Protocol Data Unit contains the type value, identifying operation type, ErrorStatus value, status of the operation (0 = noError, != 0 error), ErrorIndex, index of the value that is the cause of the error RequestId, unique identifier that helps to match requests and replies, and VariableBinding list that contains Oid to value mappings that are part of the request or reply.
Notifications are state or event updates sent by the agent to pre-configured receivers. There 2 types of notifications available in the SNMP standard, traps and informs.
Only difference between traps and informs is that traps and unacknowledged (kind of send and forget) messages sent by agents. Informs are expected to be acknowledged by receivers and sender agent will perform pre-configured number of retries before giving up.
SNMP Traps are supported in all versions of SNMP. Informs are supported in SNMP versions 2c and 3.
SNMP version 1 trap packet format is different from packets used in SNMP versions 2c and 3. When SNMP version 1 protocol standard was released notifications were viewed as needing a completely separate packet format from request/reply packets to perform their function.
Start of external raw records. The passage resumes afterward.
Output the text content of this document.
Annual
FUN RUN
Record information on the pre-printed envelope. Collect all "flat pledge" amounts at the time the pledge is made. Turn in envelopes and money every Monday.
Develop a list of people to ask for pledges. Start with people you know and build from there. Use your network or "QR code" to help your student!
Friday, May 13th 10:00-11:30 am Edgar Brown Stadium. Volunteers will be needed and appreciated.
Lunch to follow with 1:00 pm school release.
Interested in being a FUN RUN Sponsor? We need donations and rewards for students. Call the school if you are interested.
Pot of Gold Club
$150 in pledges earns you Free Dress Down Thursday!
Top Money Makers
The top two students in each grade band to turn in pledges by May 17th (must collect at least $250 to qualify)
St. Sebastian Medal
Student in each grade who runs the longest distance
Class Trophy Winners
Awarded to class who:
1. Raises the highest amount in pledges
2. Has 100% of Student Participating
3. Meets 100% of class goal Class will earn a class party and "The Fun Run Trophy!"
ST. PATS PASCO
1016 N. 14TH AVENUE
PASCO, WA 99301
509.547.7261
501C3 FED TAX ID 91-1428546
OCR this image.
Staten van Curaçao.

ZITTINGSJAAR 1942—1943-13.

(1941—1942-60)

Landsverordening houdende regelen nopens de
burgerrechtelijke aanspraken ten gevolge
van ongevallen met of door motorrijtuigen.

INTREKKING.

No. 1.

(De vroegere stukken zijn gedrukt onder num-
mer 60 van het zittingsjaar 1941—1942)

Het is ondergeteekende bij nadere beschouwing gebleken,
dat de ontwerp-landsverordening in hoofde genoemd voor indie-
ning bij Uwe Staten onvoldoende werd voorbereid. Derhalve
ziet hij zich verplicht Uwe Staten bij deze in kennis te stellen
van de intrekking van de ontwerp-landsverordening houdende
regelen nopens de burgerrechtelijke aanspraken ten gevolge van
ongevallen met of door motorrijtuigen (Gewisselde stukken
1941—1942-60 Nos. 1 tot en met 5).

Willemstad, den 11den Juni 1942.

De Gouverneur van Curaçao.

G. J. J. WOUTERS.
With SNMP version 2c traps start using standard request/reply packet format to send notifications.
SNMP Trap example
To demonstrate how notifications work, lets use a simple example. On a router agent interface goes down. This is an event that requires a notification be sent. Agent constructs a notification packet (either trap or inform) and sends it to all pre-configured destinations. When packet is received by the manager application, if notification is an inform response is constructed and send back to the agent. If packet is trap notification is processed by the manager without any kind of acknowledgement sent back to the agent.
SNMP Inform example
SNMP version 1 has a distinct packet format. Two values that SNMP version 1 trap packet contains are Generic Error code and Specific Error code. Generic Error is used to send a notification about a limited number of predefined events. Things like LinkUp, LinkDown are pre-defined.
One of the Generic Error codes is a value (EnterpriseSpecific) that specifies that notification refers to a vendor specific value. When Generic Event value is set to this, Specific Event specifies vendor specific error codes.
With the introduction of SNMP version 2c dedicated SNMP Trap packet that was used in version 1 of the protocol has been obsoleted. Standard SNMP request/reply packet is used with two values that have to be added to the beginning of the variable binding list.
SNMP version 2 trap variable binding list starts with the sysUpTime.0 value and trapObjectID.0 value. trapObjectID.0 value is an Oid value that tells the receiver what kind of event has occurred. Additional Oid/Value pairs follow the two mandated values further describing the event.
SNMP v2c and v3 traps are unacknowledged notifications. Agent has no idea if any of the notification receivers that it sent traps to have received them and it doesn't care.